M. Lemelin souligne que d’autres alternatives sont possibles pour Postes Canada. « On a fait d’autres propositions. Par exemple, au lieu de couper, il est possible de faire l’expansion de services, tels que les services bancaires et financiers. »
Le président du syndicat affirme que tous ont un mot à dire dans les discussions sur l’avenir des postes. « On invite l’ensemble de la population à y participer. En même temps, le 27, on va organiser des activités partout au pays, soit des activités publiques, soit des rencontres avec les municipalités. Il y a plusieurs aspects à cette lutte politique ». Comme l’indique M. Lemelin, au-delà du questionnement de la position du gouvernement, les impacts de ces mesures doivent aussi être abordés au niveau municipal.
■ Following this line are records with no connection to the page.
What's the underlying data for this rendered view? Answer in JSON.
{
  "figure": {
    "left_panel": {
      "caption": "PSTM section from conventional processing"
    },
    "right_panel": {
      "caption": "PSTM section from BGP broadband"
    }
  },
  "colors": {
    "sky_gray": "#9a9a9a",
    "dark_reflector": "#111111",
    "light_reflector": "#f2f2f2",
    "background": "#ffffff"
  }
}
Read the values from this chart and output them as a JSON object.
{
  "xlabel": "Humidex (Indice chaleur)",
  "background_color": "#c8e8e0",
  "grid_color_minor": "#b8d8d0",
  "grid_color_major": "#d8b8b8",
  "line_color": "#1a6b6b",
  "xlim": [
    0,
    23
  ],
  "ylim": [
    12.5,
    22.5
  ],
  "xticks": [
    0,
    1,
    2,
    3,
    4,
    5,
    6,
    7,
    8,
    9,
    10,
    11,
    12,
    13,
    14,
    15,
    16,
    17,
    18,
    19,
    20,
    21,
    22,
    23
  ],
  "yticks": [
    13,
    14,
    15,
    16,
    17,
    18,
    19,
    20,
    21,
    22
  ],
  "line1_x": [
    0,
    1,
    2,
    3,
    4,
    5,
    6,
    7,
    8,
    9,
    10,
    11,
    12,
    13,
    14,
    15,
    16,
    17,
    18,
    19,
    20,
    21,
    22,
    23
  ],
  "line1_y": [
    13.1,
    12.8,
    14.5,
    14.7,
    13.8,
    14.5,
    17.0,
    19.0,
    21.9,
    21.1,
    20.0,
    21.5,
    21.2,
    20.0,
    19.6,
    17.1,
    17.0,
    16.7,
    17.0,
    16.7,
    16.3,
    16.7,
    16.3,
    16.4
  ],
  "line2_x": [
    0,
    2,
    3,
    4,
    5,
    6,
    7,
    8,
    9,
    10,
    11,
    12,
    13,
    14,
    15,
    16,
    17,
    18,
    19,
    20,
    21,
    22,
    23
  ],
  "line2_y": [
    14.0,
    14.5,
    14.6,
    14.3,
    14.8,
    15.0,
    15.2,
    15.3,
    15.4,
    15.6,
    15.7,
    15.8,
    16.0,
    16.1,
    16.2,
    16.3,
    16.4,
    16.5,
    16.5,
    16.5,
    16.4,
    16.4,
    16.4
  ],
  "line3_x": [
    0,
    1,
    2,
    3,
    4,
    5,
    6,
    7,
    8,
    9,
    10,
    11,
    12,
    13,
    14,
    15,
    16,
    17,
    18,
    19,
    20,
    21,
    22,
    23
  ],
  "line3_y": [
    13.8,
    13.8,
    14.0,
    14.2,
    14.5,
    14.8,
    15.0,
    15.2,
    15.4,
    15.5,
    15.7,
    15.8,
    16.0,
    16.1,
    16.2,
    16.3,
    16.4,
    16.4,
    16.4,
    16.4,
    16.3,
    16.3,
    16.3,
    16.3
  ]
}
En décembre, Postes Canada a défendu son plan en comité parlementaire. Deepak Chopra, président de Postes Canada, a affirmé que les changements apportés ont été « réfléchis » et que ceux-ci seront graduels.
Face au fait que l’annonce ait été faite au lendemain de la fermeture de la session parlementaire, M. Lemelin affirme que « c’est évident que c’est l’approche du gouvernement Harper ». En procédant ainsi, ce dernier explique que « comme le gouvernement ne voulait pas avoir un débat sur le service postal avant Noël, l’annoncer le lendemain était comme un pacte avec Postes Canada. D’un côté, le gouvernement a donné un congé de paiement au niveau de certains aspects du fonds de pension et Postes Canada se retourne de bord et met en place un plan qui va éliminer l’équivalant de 6000 à 8000 emplois partout au pays. »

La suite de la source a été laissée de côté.